The major goal of the Laboratory is to elucidate the anatomy and physiology of the neuronal networks involved in the central regulation of the energy homeostasis in rodents and humans. Special attention is payed to research focusing on the integration of the hypophysiotropic thyrotropin-releasing hormone and corticotrophin releasing hormone synthesizing neurons into neuronal networks regulating energy homeostasis. In addition, the Laboratory studies the physiology of the neuronal groups mediating the anorexigenic effects of the melanocortin system.

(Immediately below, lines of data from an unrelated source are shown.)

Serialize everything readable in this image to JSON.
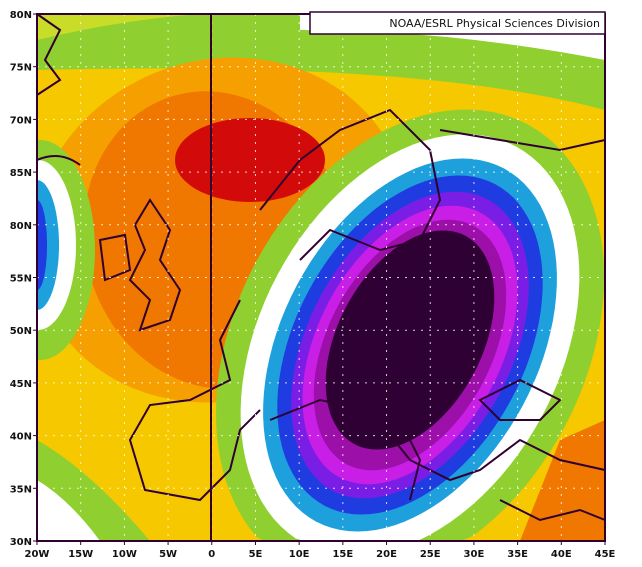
{
  "title": "NOAA/ESRL Physical Sciences Division",
  "lat_labels": [
    "80N",
    "75N",
    "70N",
    "85N",
    "80N",
    "55N",
    "50N",
    "45N",
    "40N",
    "35N",
    "30N"
  ],
  "lon_labels": [
    "20W",
    "15W",
    "10W",
    "5W",
    "0",
    "5E",
    "10E",
    "15E",
    "20E",
    "25E",
    "30E",
    "35E",
    "40E",
    "45E"
  ],
  "colors": {
    "core": "#2e0033",
    "dark_magenta": "#9c0fa8",
    "magenta": "#c81ee6",
    "violet": "#7a1ee6",
    "blue": "#1e3ce0",
    "light_blue": "#1ea0dc",
    "white": "#ffffff",
    "green": "#8fd030",
    "yellow_green": "#c8dc28",
    "yellow": "#f5c800",
    "light_orange": "#f5a000",
    "orange": "#f07800",
    "red": "#d20a0a",
    "coast": "#300030"
  }
}
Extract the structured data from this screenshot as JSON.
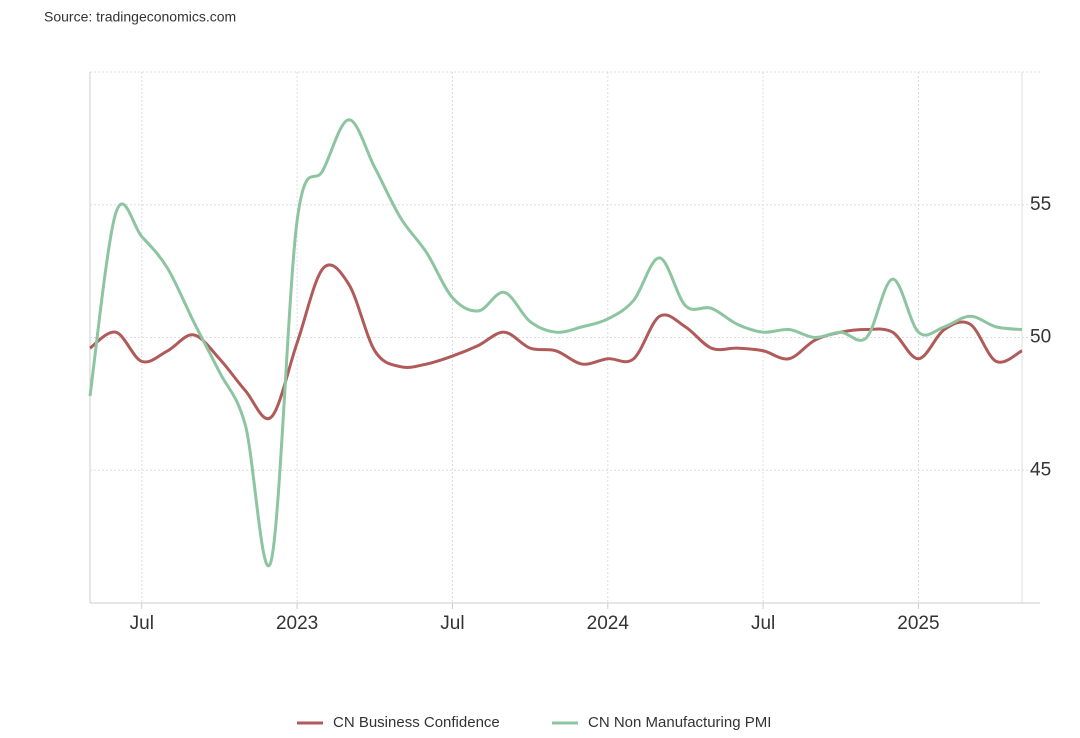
{
  "chart_data": {
    "type": "line",
    "source": "Source: tradingeconomics.com",
    "categories": [
      null,
      null,
      "Jul",
      null,
      null,
      null,
      null,
      null,
      "2023",
      null,
      null,
      null,
      null,
      null,
      "Jul",
      null,
      null,
      null,
      null,
      null,
      "2024",
      null,
      null,
      null,
      null,
      null,
      "Jul",
      null,
      null,
      null,
      null,
      null,
      "2025",
      null,
      null,
      null,
      null
    ],
    "series": [
      {
        "name": "CN Business Confidence",
        "color": "#b05a5a",
        "values": [
          49.6,
          50.2,
          49.1,
          49.5,
          50.1,
          49.2,
          48.0,
          47.0,
          49.8,
          52.6,
          52.0,
          49.5,
          48.9,
          49.0,
          49.3,
          49.7,
          50.2,
          49.6,
          49.5,
          49.0,
          49.2,
          49.2,
          50.8,
          50.4,
          49.6,
          49.6,
          49.5,
          49.2,
          49.9,
          50.2,
          50.3,
          50.2,
          49.2,
          50.3,
          50.5,
          49.1,
          49.5
        ]
      },
      {
        "name": "CN Non Manufacturing PMI",
        "color": "#8cc5a0",
        "values": [
          47.8,
          54.7,
          53.8,
          52.6,
          50.6,
          48.7,
          46.7,
          41.6,
          54.4,
          56.3,
          58.2,
          56.4,
          54.5,
          53.2,
          51.5,
          51.0,
          51.7,
          50.6,
          50.2,
          50.4,
          50.7,
          51.4,
          53.0,
          51.2,
          51.1,
          50.5,
          50.2,
          50.3,
          50.0,
          50.2,
          50.0,
          52.2,
          50.2,
          50.4,
          50.8,
          50.4,
          50.3
        ]
      }
    ],
    "ylim": [
      40,
      60
    ],
    "yticks": [
      45,
      50,
      55
    ],
    "grid": true,
    "y_axis_side": "right",
    "legend": "bottom"
  }
}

Using pharmacological, anatomical, electrophysiological and molecular biological techniques, the Laboratory studies (1) the mechanisms of the regulation of the hypothalamic-pituitary-thyroid (HPT) and adrenal (HPA); (2) the neuronal pathways mediating the anorexigenic effects of the melanocortin neurons during refeeding; and (3) the role of the tanycytes in the development of non-thyroidal illness syndrome. (1) Research focusing on the central regulation of the HPT and HPA axes investigate the relationship of the hypophysiotropic TRH and CRH neurons and the neuronal groups that synthesize feeding-related peptides, neurotransmitters and type 1 cannabinoid receptor (CB1) in both the rat and human. Furthermore, they examine the role of these neuronal systems of the basal hypothalamus in the regulation of the HPT and HPA axes by fasting and peripheral feeding-related hormones like leptin and insulin. (2) Research focusing on the neuronal pathways and transmitters involved in the development of satiety during refeeding described that activation of the melanocortin signaling during refeeding is critical for the determination of the size of first meal and termination of food intake. They have also observed that the melanocortin signaling is involved in the mediation of the stimulatory effect of refeeding on neurons of the ventral parvocellular subdivision of the hypothalamic paraventricular nucleus (PVNv) and the dorsomedial nucleus (DMN), known to play critical role in the regulation of food intake. They currently examine the integration of refeeding-activated, melanocortin sensitive neurons of the PVNv with the energy homeostasis-related neuronal networks and study the co-transmitters of these cells that are involved in the mediation of the anorexigenic effects of melanocortins. (3) In studies examining the pathomechanism of the central hypothyroidism induced by infection, they primarily focus on the role of tanycytes, a special gial cell type, lining the wall of the III. ventricle. They have described that the type II deiodinase (D2) synthesis of tanycytes is critical for the development of the infection induced central hypothyroidism. Currently, they examine the mediators of the infection induced up-regulation of D2 activity in these cells and explore the role of these special glial cells in the regulation of the HPT axis and energy homeostasis.